先生はとても独特な音色を持っており、常に響きを身体にまとい、ppでもffでも枯れることのない豊かな音が飛んでくる。そんな音の秘密を知りたいと思っていたところ、もう一人の受講生のレッスンの際に、オクターブの跳躍練習をしていた。それは、ppでもffでも音程の幅がずれないことはもちろん、フランスの管楽器奏者の誰もが考えているであろう喉を使ってのバランスの取り方やコントロールの仕方、また、たとえ音量を絞り切ったところでも、振り切れんばかりに吹いた時にも、響きが死なないようにすることを練習していた。それを見た私は、絶対にその響きを習得してから帰国したいと思い、電子辞書片手に片言のフランス語でその思いを伝えた。そうすると、先生はその思いを受け止めてくれ、それ以降の毎回のレッスンの最初15分程度はそのオクターブの跳躍練習を見てくれた。標高1800mの高地でありったけの息でffを吹いた時にはめまいもしたが、それを伝えるフランス語も分からず、がんばるのみ。朝一番にppに息を詰めた時には、身体も硬くなるが、そんな私を横目に先生は私の楽器を取り、生き生きとしたppを吹いてみせる。負けていられるか......そんな強気にはなれないが、私も同じ楽器と同じリードを吹いているし同じ人間......諦めちゃいけない、そんな思いの沸き立ってくる、毎朝の15分であった。
レッスンは11日中10回ととても多く、初日にそれを聞いた時には、用意した曲数が足りるか不安になった。余分に持って行っていた譜面もあったので、何とか10回の濃いレッスンを受けることができた。
Holliger / Sonata よりII、Dutilleux / Sonata、Milhaud / Sonatineとフランスのレパートリーを勉強し、その後には音の響きをとらえるためにSchuman/3 Romancesを選んだ。そして最終日にはMozart /ConcertoよりIを演奏し、10回のレッスンを終えた。
指や音程、ソルフェージュには、もちろん厳しいし、求められる水準はとても高い。それとともに、フランスの音楽家の長所である正しいソルフェージュの上に成り立つ、幅広い表現の幅を感じることもでき、理想とするべき姿がありありと見えた。私は鼻で息を吸うくせがあり、それは本当に特別な時にしかしてはいけないことで、ppのアタックができないこともffが鳴り切らないことも、まずはそこに問題があると初回のレッスンで見抜かれ、みっちりと特訓された。たとえAdagioでppの出だしであっても、そのブレスには深さや勢いがないといけなく、それが弱弱しくまた鼻で吸われたものであっては、出した音が死んでしまうと、何度も注意された。また、音程を微調整するために使っていた替え指も、チューナー上では音程があっているが、響きが合わないのは分かるか?と、何度も丁寧に指導された。日頃そんなことを注意されることは少なく、耳の優れているフランス人ならではの観点だと思い、とても感銘を受けた。

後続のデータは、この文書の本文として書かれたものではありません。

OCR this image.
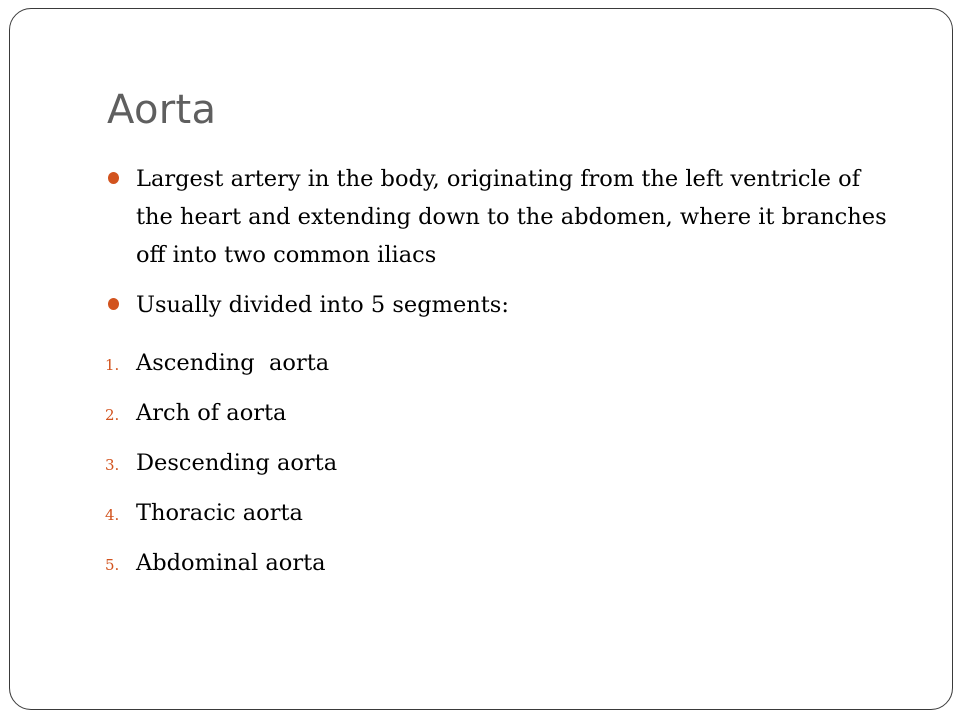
Aorta
Largest artery in the body, originating from the left ventricle of the heart and extending down to the abdomen, where it branches off into two common iliacs
Usually divided into 5 segments:
1. Ascending  aorta
2. Arch of aorta
3. Descending aorta
4. Thoracic aorta
5. Abdominal aorta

また、このアカデミーの特色として、希望者は室内楽のレッスンも受講することができる。私は木管五重奏でLigeti/6Bagatellesを演奏した。Flアメリカ人、Clロシア人、Hr / Fgフランス人、それに加えて日本人の私と、国籍の異なるメンバーが集まり、とても楽しい時間であった。
室内楽のレッスンはほぼ1日おきに5回あり、私たちは1人の先生に1回、もう1人の先生に4回のレッスンを受けた。2人ともとても素晴らしいチェロ奏者で、この曲は知らない、と言いながらも、的確な指示やアドバイスを与えて下さった。また、弦楽器の先生からの要求は同じ管楽器の先生が難しいだろうと思い遠慮して言ってこないような、聞こえないようなppも求められ、それはとてもとても難しかったが、また音楽の幅が広がったように思う。
最終日には室内楽の発表会もあった。私たちの団体は偶然一番広い体育館のような会場にあたり、また、最終日の演奏会ということもあり、多くのお客さんに聴いてもらうことができた。リハーサルでは雰囲気が悪くなり、どうなることかとひやひやした部分もあったが、本番はたくさんミスもあったものの、お互いを信頼し合って楽しむことができた。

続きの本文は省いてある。